There are no disability services or support nets in this part of Swaziland, and the disabled are often invisible, and without a means to earn an income.  This group is determined to succeed.  They approached our implementing partner seeking assistance, but with a great deal of the project leg-work already done.  This is a committed group, determined not to be defined by their disability.  All they need is a kick start to be able to start supporting themselves.


The budget covers the cost of chicks, repairs and rent of an existing chicken house, vet costs, food, and related equipment, as well as a small amount required to get a new business off the ground, including distribution of fliers.

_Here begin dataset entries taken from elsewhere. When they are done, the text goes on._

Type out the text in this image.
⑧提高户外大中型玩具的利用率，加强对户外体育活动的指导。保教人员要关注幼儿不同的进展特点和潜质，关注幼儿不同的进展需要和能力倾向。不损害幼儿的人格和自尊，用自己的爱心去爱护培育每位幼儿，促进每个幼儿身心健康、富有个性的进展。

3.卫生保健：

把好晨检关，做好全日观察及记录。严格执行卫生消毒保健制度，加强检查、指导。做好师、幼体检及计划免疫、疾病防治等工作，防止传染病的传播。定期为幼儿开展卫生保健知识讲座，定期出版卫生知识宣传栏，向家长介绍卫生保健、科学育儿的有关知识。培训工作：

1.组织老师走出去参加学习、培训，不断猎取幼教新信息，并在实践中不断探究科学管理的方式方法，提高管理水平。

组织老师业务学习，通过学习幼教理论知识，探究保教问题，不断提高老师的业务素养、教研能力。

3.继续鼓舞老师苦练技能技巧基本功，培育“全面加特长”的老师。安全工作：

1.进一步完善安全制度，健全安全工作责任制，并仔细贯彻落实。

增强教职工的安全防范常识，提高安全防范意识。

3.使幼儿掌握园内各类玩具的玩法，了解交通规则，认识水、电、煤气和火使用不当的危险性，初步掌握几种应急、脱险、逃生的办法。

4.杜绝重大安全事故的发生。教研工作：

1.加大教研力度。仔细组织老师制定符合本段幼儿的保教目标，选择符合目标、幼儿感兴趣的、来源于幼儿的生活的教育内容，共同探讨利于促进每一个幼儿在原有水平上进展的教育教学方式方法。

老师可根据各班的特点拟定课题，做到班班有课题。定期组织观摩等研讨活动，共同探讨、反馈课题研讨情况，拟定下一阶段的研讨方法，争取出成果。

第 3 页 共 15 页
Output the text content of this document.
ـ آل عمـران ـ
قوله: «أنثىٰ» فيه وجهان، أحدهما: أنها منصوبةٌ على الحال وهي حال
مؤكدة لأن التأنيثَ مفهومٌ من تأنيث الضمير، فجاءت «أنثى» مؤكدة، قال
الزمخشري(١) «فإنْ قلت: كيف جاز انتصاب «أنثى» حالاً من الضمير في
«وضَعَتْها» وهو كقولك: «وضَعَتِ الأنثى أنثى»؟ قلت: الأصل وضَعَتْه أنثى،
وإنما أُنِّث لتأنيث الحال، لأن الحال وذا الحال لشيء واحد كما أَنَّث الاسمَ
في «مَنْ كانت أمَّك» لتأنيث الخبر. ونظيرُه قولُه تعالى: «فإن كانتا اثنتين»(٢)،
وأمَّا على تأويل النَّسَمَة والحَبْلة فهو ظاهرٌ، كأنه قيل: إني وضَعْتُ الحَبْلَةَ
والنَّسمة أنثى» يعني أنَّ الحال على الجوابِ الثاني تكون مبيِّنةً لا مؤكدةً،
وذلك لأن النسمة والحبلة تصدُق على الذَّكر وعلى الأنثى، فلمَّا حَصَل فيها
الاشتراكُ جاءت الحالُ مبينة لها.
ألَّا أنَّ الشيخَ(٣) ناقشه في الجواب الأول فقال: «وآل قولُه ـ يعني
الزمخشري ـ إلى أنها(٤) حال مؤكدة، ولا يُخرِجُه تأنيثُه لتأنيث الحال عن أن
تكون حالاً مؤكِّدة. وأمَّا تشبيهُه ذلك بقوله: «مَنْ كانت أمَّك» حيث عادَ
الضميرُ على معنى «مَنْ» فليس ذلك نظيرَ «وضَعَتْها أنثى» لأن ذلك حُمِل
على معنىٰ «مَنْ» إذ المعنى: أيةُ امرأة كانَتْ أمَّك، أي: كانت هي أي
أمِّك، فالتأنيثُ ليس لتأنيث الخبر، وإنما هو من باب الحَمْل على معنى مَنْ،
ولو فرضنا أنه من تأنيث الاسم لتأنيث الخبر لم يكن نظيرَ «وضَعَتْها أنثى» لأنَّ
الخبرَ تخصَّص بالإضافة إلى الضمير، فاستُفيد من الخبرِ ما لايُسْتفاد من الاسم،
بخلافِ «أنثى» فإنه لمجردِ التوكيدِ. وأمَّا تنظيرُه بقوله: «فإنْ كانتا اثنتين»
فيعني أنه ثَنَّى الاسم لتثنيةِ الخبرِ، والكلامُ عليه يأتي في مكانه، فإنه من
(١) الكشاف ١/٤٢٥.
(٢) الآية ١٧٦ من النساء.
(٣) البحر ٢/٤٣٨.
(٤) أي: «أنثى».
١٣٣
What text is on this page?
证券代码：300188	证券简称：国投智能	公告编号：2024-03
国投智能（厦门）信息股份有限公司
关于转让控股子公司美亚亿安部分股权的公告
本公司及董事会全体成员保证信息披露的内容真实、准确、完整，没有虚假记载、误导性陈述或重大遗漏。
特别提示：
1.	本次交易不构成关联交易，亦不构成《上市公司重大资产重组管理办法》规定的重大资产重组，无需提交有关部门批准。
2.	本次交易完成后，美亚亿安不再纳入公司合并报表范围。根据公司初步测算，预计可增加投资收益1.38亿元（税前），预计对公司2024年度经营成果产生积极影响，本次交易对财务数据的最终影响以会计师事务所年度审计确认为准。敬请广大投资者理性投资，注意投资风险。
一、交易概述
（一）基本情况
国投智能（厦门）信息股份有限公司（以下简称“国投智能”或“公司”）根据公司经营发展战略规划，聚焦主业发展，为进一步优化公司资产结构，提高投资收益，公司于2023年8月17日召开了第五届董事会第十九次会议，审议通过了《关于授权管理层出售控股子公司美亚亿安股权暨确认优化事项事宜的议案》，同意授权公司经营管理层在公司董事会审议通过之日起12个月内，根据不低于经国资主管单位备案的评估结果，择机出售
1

Due to extreme poverty and malnutrition, as well as due to HIV/AIDS, this rural part of Swaziland has a lot of people with disabilities.  There is no welfare system, and the disabled are expected to sit at home and be taken care of by their families – who are themselves under a lot of pressure just to survive.  People with disabilities are often seen as lesser people.  This project will provide these people with not just income, but with dignity and a sense of self-worth.


  • 32 members of the disabled person’s group are able to earn their own income and provide for their families
  • These people will challenge and change the cultural perceptions around disability within their community.
  • Improved incomes will lead to improved health and greater opportunities for education for the children of group members.